Monday, July 22, 2013

the spins

This morning, even after a long, deep sleep I find I awake still trapped in circular thinking. Taking a closer look I find this process is one that's purpose is twofold: 1. to decide how I should act according to what others might need or want from me, 2. to decide how I should feel about it. This is a land of hypotheticals and imagination, of clumsy paper-mache replicas and connect-the-dot drawings. There is a feeling which is tangible when you've hit upon something real. Something recognized by the body - maybe in the chest or solar plexus. None of these half-asleep, half-awake musings have that quality. The real question begins to emerge. Why this need to problem-solve? Especially when people aren't equations and no matter how much circumstantial evidence I put in, the answers I get out are largely based on my own past, disconnected from the present, dead. Just as dead is my attachment to outcomes outside of the moment. I want x to happen and y not to. How can I engineer this future for myself? What a tangled mess! Untangling however is thankfully, miraculously, mercifully simple. Be here, be honest, be brave. 

Tuesday, July 9, 2013

stone soup

I forget I have a choice, always, to be present and engage with others. I don't have to wait for them. Intimacy is a food. Sometimes it comes easily and naturally, sometimes it gets lost in the constant onslaught of day-to-day preoccupations. Sometimes I'm so hungry for it I lose perspective and, in my impatience, begin to blame others. But there is one thing I've learned and keep learning: you cannot wait for others to give, to be brave, to initiate, to move towards you - you must step forward yourself, and do it again and do it again. It's not a matter of taking what you need, people fall into that, but quite the opposite. It is stone soup. It is all of us in the kitchen together, giving from who and what we are, present to what it is we all essentially need - each other. 

Sunday, July 7, 2013

33 years

Today I received a phone call from my Dad who received my letter. This was THE letter. The letter that took me 33 years to write. The one I believe we've both really needed. I don't know of anything you can understand a moment before you're ready, but sometimes readiness requires work and in this sense we haven't time to waste.

Thursday, July 4, 2013

right and good cont.

Tonight 'right' won over 'good.'  Why don't I feel better for it? People, somewhere not too far from me, are kissing under a crimson and white peony sky. Not all of them hate each other. I don't envy any of those people as individuals. I am my self. I have tiger lilies and words, ants too - a random one blazing its way across my desk or waking me with a tickle at the elbow or up the forearm. These tiny visitors are softer and kinder than a hair shirt, but not warmer.

Wednesday, July 3, 2013

good and right

"Doesn't it feel good? I mean, doesn't it feel right?" Someone said this to me not too long ago. While it was more a suggestion than a question, I took the time to consider it.

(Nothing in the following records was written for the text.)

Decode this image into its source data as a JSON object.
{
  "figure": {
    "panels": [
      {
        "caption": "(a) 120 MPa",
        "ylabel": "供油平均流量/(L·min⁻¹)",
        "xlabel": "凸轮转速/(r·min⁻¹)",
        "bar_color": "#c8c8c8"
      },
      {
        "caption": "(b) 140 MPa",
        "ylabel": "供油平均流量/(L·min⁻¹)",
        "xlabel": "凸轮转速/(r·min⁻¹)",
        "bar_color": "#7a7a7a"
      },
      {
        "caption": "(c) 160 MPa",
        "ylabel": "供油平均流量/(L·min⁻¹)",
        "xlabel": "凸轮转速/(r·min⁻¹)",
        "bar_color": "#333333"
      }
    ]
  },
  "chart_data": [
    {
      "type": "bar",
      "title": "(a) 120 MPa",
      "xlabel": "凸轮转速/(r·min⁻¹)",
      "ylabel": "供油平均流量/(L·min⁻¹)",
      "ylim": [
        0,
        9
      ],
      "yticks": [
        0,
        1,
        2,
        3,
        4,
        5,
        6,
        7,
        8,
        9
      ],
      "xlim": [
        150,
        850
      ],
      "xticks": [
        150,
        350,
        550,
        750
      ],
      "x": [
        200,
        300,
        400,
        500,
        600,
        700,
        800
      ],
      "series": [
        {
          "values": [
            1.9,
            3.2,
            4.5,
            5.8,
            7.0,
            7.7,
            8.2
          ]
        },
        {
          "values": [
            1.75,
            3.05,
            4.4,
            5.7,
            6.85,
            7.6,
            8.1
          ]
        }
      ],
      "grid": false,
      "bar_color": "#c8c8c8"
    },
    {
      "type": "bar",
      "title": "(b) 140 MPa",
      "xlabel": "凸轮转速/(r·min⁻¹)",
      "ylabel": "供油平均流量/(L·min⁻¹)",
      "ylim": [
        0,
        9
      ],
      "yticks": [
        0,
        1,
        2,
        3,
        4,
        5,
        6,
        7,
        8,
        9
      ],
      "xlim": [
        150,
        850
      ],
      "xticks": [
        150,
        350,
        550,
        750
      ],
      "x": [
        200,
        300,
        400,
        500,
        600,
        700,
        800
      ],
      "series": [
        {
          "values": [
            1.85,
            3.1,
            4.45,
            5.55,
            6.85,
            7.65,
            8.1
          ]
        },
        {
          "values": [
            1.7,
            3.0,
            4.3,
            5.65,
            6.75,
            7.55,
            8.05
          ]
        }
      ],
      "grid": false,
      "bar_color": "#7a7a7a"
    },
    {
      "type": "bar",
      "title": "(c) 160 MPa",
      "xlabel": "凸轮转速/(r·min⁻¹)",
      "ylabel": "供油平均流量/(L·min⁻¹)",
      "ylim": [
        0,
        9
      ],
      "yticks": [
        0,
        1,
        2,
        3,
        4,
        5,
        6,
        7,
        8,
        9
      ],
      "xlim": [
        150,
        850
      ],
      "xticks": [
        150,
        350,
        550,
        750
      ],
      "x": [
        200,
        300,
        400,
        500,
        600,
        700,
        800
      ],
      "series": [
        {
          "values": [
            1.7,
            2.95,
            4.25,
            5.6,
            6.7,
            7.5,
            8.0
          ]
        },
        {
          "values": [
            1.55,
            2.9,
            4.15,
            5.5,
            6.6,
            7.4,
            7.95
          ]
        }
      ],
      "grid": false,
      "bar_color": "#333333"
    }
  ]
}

The assumption is that the answer to one will be the answer to both. It's convenient to lump these two together indiscriminately. It is decidedly inconvenient to lump these two together indiscriminately. The unnecessary is costly. Not everything that feels good is right. Conversely, not everything that is right feels good. 

Monday, July 1, 2013

with a view

Today I woke slowly. It's summer and for the first time since I've lived here I'm enjoying having the curtains drawn and my windows open. At this time of night you can hear grasshoppers and sounds from the 405. In the morning you can still hear the 405, but the grasshoppers are replaced by crows and occasionally a scream or two from the macaw that lives in the house behind ours. My view is of our neighbor's roof and the tops of the trees that line our street. The way the trees move is lovely and when you're beneath them you get the sense that their branches, similar to a weeping willow's, are reaching gently for you.

My room, having these last few days been slowly relieved of its mess, seems so large to me now.  Lately I've been too busy to pay it much mind. Now it feels strangely large. Large and quiet, as though it accepts me and I, in seeing, accept it. Perhaps these last days are the first I've really felt at home here. At home I'm allowed to feel simple and plain. I haven't felt this way, this strongly, in a while. It's wonderful. It occurs to me that simplicity and plainness are virtues, or can be, and I realize that I want to feel them more often.